12 Eylül 1980 darbesinin suçlamaları da o hale ve aynı mantığa dayanıyor, aynı toplumsal kesimleri ve örgütlenmeleri suçluyor, bu kez, grevci işçilerin yanı sıra onların sendikası DİSK’i de doğrudan sanık sandalyesine oturtuyor, Barış Davası’nda yargıladığı yüzlerce aydını, TYS davasında Aziz Nesin’i, Ataol Behramoğlu’nu tutuklayıp yazarlar örgütünü de darbeye zemin hazırlamaktan yargılıyordu.

15 TEMMUZ DARBESİ VE VATAN HAİNLERİ
Gerçek şu ki, darbeyi hazırlayanla darbeci aynı özneler... Toplumu demokratik işleyişle yönetemeyen kesimler, işbirliği ettikleri emperyalizmin emelleriyle kendi çıkarlarını birleştirerek ulusuna ve ülkesine karşı her türlü kumpasa girer, darbe ortamı hazırlar ve kendi kışkırtmalarından ötürü ülkenin asıl sahiplerini suçlayıp yargılar. 15 Temmuz 2016 darbesinin 12 Mart ve 12 Eylül’den farkı, CIA ve Pentagon elemanlarının doğrudan emrindeki bir terör örgütü olarak ülkeyi işgale kalkışmasıdır.

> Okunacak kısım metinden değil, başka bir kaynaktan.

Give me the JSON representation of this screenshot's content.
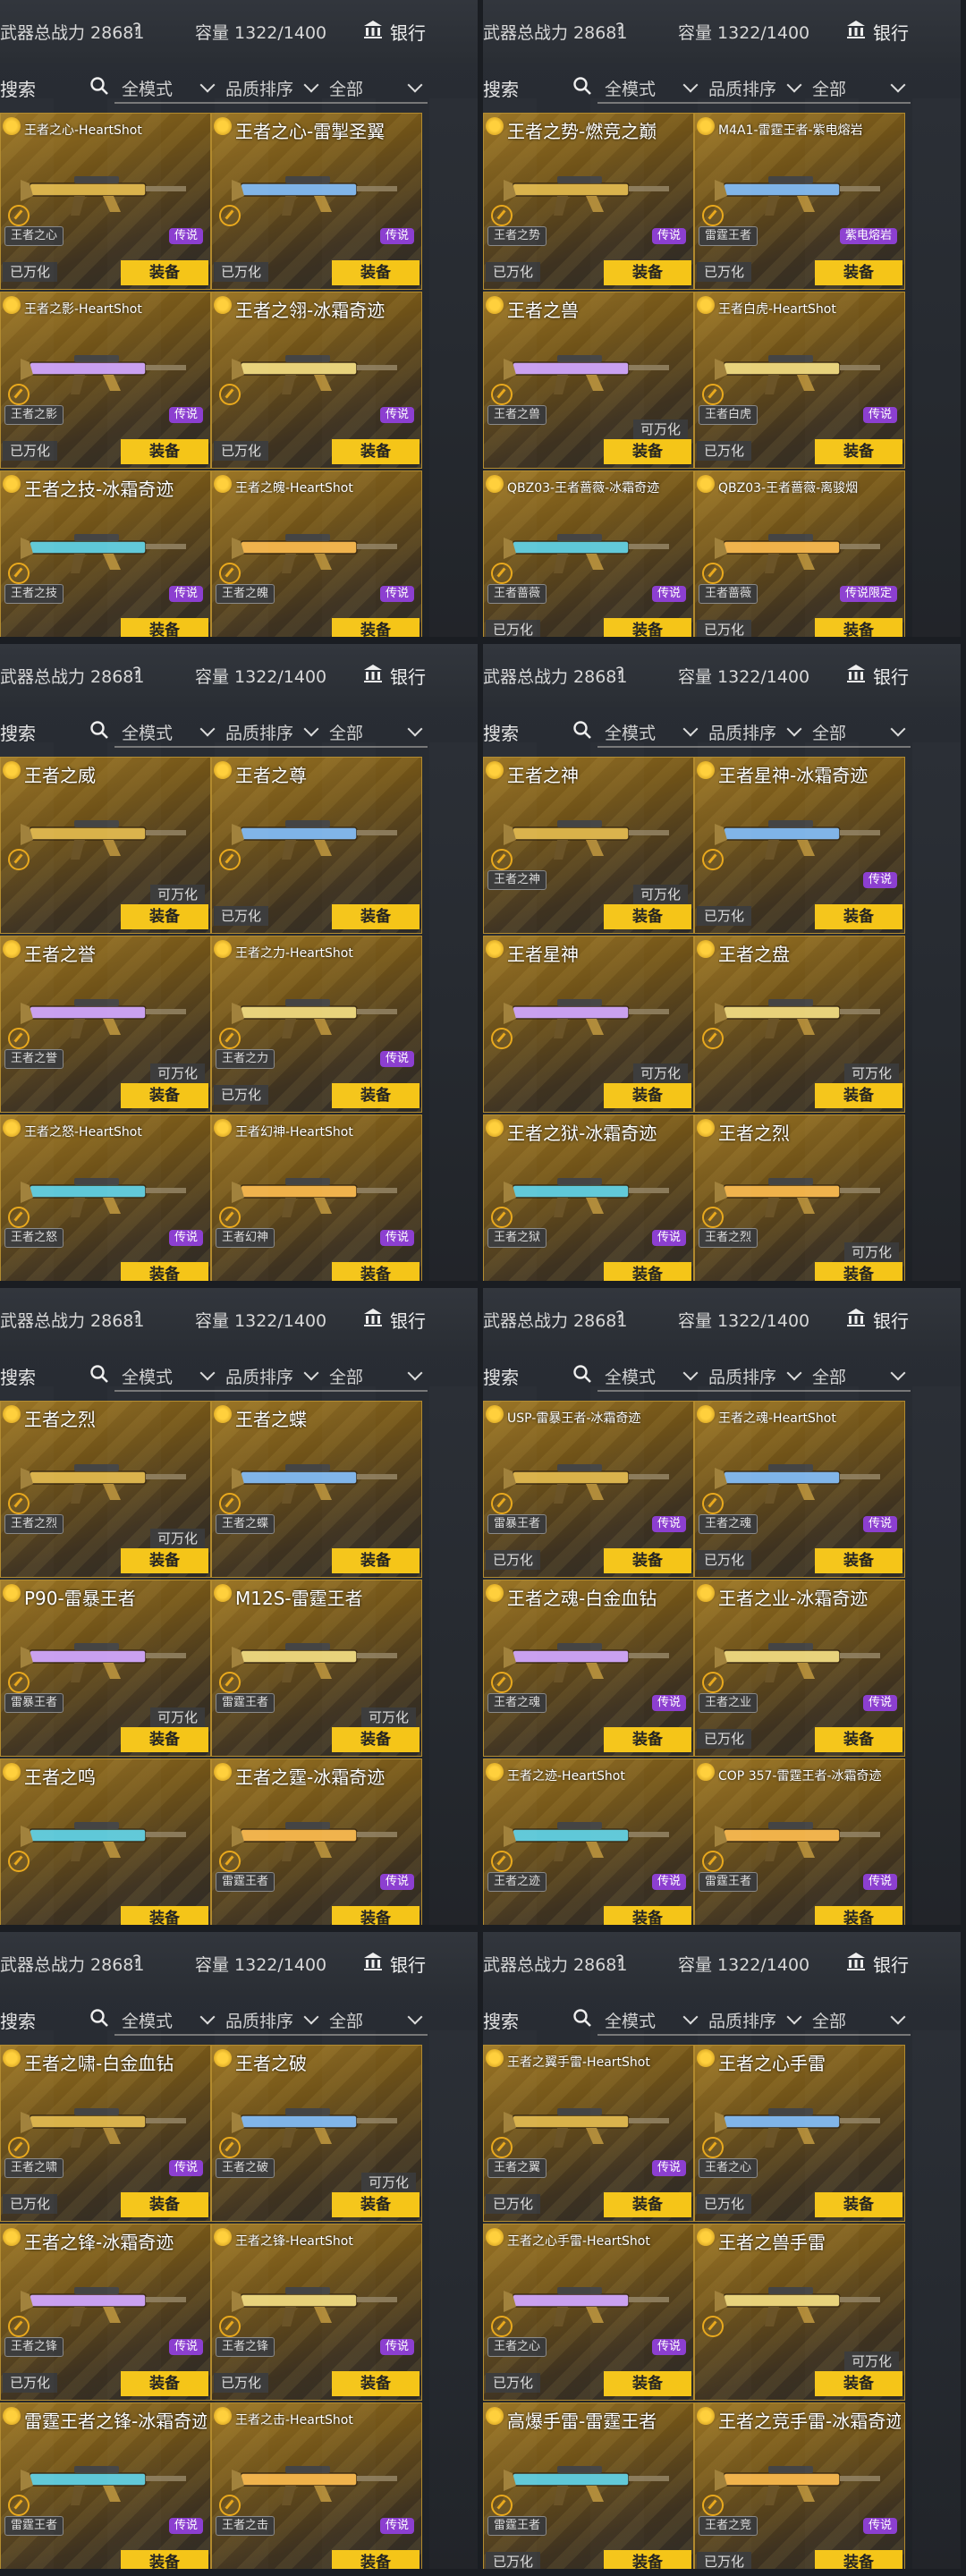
{
  "header": {
    "power_label": "武器总战力 28681",
    "help": "?",
    "capacity_label": "容量 1322/1400",
    "bank_label": "银行"
  },
  "filters": {
    "search_label": "搜索",
    "mode": "全模式",
    "sort": "品质排序",
    "category": "全部"
  },
  "buttons": {
    "equip": "装备"
  },
  "colors": {
    "equip_button": "#f5c518",
    "legend_badge": "#8c3fd0",
    "card_gold": "#9a7423"
  },
  "panels": [
    {
      "items": [
        {
          "name": "王者之心-HeartShot",
          "tag": "王者之心",
          "legend": "传说",
          "status": "已万化"
        },
        {
          "name": "王者之心-雷掣圣翼",
          "tag": "",
          "legend": "传说",
          "status": "已万化"
        },
        {
          "name": "王者之影-HeartShot",
          "tag": "王者之影",
          "legend": "传说",
          "status": "已万化"
        },
        {
          "name": "王者之翎-冰霜奇迹",
          "tag": "",
          "legend": "传说",
          "status": "已万化"
        },
        {
          "name": "王者之技-冰霜奇迹",
          "tag": "王者之技",
          "legend": "传说",
          "status": ""
        },
        {
          "name": "王者之魄-HeartShot",
          "tag": "王者之魄",
          "legend": "传说",
          "status": ""
        }
      ]
    },
    {
      "items": [
        {
          "name": "王者之势-燃竞之巅",
          "tag": "王者之势",
          "legend": "传说",
          "status": "已万化"
        },
        {
          "name": "M4A1-雷霆王者-紫电熔岩",
          "tag": "雷霆王者",
          "legend": "紫电熔岩",
          "status": "已万化"
        },
        {
          "name": "王者之兽",
          "tag": "王者之兽",
          "legend": "",
          "status": "可万化"
        },
        {
          "name": "王者白虎-HeartShot",
          "tag": "王者白虎",
          "legend": "传说",
          "status": "已万化"
        },
        {
          "name": "QBZ03-王者蔷薇-冰霜奇迹",
          "tag": "王者蔷薇",
          "legend": "传说",
          "status": "已万化"
        },
        {
          "name": "QBZ03-王者蔷薇-离骏烟",
          "tag": "王者蔷薇",
          "legend": "传说限定",
          "status": "已万化"
        }
      ]
    },
    {
      "items": [
        {
          "name": "王者之威",
          "tag": "",
          "legend": "",
          "status": "可万化"
        },
        {
          "name": "王者之尊",
          "tag": "",
          "legend": "",
          "status": "已万化"
        },
        {
          "name": "王者之誉",
          "tag": "王者之誉",
          "legend": "",
          "status": "可万化"
        },
        {
          "name": "王者之力-HeartShot",
          "tag": "王者之力",
          "legend": "传说",
          "status": "已万化"
        },
        {
          "name": "王者之怒-HeartShot",
          "tag": "王者之怒",
          "legend": "传说",
          "status": ""
        },
        {
          "name": "王者幻神-HeartShot",
          "tag": "王者幻神",
          "legend": "传说",
          "status": ""
        }
      ]
    },
    {
      "items": [
        {
          "name": "王者之神",
          "tag": "王者之神",
          "legend": "",
          "status": "可万化"
        },
        {
          "name": "王者星神-冰霜奇迹",
          "tag": "",
          "legend": "传说",
          "status": "已万化"
        },
        {
          "name": "王者星神",
          "tag": "",
          "legend": "",
          "status": "可万化"
        },
        {
          "name": "王者之盘",
          "tag": "",
          "legend": "",
          "status": "可万化"
        },
        {
          "name": "王者之狱-冰霜奇迹",
          "tag": "王者之狱",
          "legend": "传说",
          "status": ""
        },
        {
          "name": "王者之烈",
          "tag": "王者之烈",
          "legend": "",
          "status": "可万化"
        }
      ]
    },
    {
      "items": [
        {
          "name": "王者之烈",
          "tag": "王者之烈",
          "legend": "",
          "status": "可万化"
        },
        {
          "name": "王者之蝶",
          "tag": "王者之蝶",
          "legend": "",
          "status": ""
        },
        {
          "name": "P90-雷暴王者",
          "tag": "雷暴王者",
          "legend": "",
          "status": "可万化"
        },
        {
          "name": "M12S-雷霆王者",
          "tag": "雷霆王者",
          "legend": "",
          "status": "可万化"
        },
        {
          "name": "王者之鸣",
          "tag": "",
          "legend": "",
          "status": ""
        },
        {
          "name": "王者之霆-冰霜奇迹",
          "tag": "雷霆王者",
          "legend": "传说",
          "status": ""
        }
      ]
    },
    {
      "items": [
        {
          "name": "USP-雷暴王者-冰霜奇迹",
          "tag": "雷暴王者",
          "legend": "传说",
          "status": "已万化"
        },
        {
          "name": "王者之魂-HeartShot",
          "tag": "王者之魂",
          "legend": "传说",
          "status": "已万化"
        },
        {
          "name": "王者之魂-白金血钻",
          "tag": "王者之魂",
          "legend": "传说",
          "status": ""
        },
        {
          "name": "王者之业-冰霜奇迹",
          "tag": "王者之业",
          "legend": "传说",
          "status": "已万化"
        },
        {
          "name": "王者之迹-HeartShot",
          "tag": "王者之迹",
          "legend": "传说",
          "status": ""
        },
        {
          "name": "COP 357-雷霆王者-冰霜奇迹",
          "tag": "雷霆王者",
          "legend": "传说",
          "status": ""
        }
      ]
    },
    {
      "items": [
        {
          "name": "王者之啸-白金血钻",
          "tag": "王者之啸",
          "legend": "传说",
          "status": "已万化"
        },
        {
          "name": "王者之破",
          "tag": "王者之破",
          "legend": "",
          "status": "可万化"
        },
        {
          "name": "王者之锋-冰霜奇迹",
          "tag": "王者之锋",
          "legend": "传说",
          "status": "已万化"
        },
        {
          "name": "王者之锋-HeartShot",
          "tag": "王者之锋",
          "legend": "传说",
          "status": "已万化"
        },
        {
          "name": "雷霆王者之锋-冰霜奇迹",
          "tag": "雷霆王者",
          "legend": "传说",
          "status": ""
        },
        {
          "name": "王者之击-HeartShot",
          "tag": "王者之击",
          "legend": "传说",
          "status": ""
        }
      ]
    },
    {
      "items": [
        {
          "name": "王者之翼手雷-HeartShot",
          "tag": "王者之翼",
          "legend": "传说",
          "status": "已万化"
        },
        {
          "name": "王者之心手雷",
          "tag": "王者之心",
          "legend": "",
          "status": "已万化"
        },
        {
          "name": "王者之心手雷-HeartShot",
          "tag": "王者之心",
          "legend": "传说",
          "status": "已万化"
        },
        {
          "name": "王者之兽手雷",
          "tag": "",
          "legend": "",
          "status": "可万化"
        },
        {
          "name": "高爆手雷-雷霆王者",
          "tag": "雷霆王者",
          "legend": "",
          "status": "已万化"
        },
        {
          "name": "王者之竞手雷-冰霜奇迹",
          "tag": "王者之竞",
          "legend": "传说",
          "status": "已万化"
        }
      ]
    }
  ]
}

Sanatçılar Girişimi; FETÖ’cü darbenin başarılı olursa yalnızca AKP yönetimini yargılayacağını, iki cambaz aynı ipte kılıç kalkan oynarken kaykılarak seyredeceğini mi umuyor yoksa? Eğer böyle olacağını umuyorsa yazık ki ne yazık! Yanlış anlaşılmasın: İki düşmanı tepeleşirken seyretmekten zevk almayı ayıplamak bana düşmez. Bu, kişinin ya da kümenin ahlaki düzeyiyle ilgili, sosyopsikolojik ve dahası felsefi çukurudur. FETÖ darbesinin hışmına uğramayacağı konusunda kendinden emin olmayı yadırgayıp ayıplıyorsam nedeni şudur: Emperyalist tekellerin oyuncağı ve ABD’nin tetikçisi bir örgütün ülkeyi işgali vatan hainliğinden başka ne tür bir girişimle kıyas kabul eder ki?

CUMHURİYET’İN OHAL’İ
Manşetlerinde, günlerdir, OHAL sonrasında basının sansür tehdidiyle karşı karşıya geleceği kaygısını işleyen Cumhuriyet, “bildiriyi aynen yayımlıyoruz” dedikten sonra, olası yurtsever tepkilerin önüne geçme ihtiyacıyla OHAL uygulayıp bildirinin giriş cümlesini makaslıyor:
“Ergenekon ve Balyoz düzmece davaları sırasında yurtseverlerle en yakın bir dayanışma içinde olan Sanatçılar Girişimi ...”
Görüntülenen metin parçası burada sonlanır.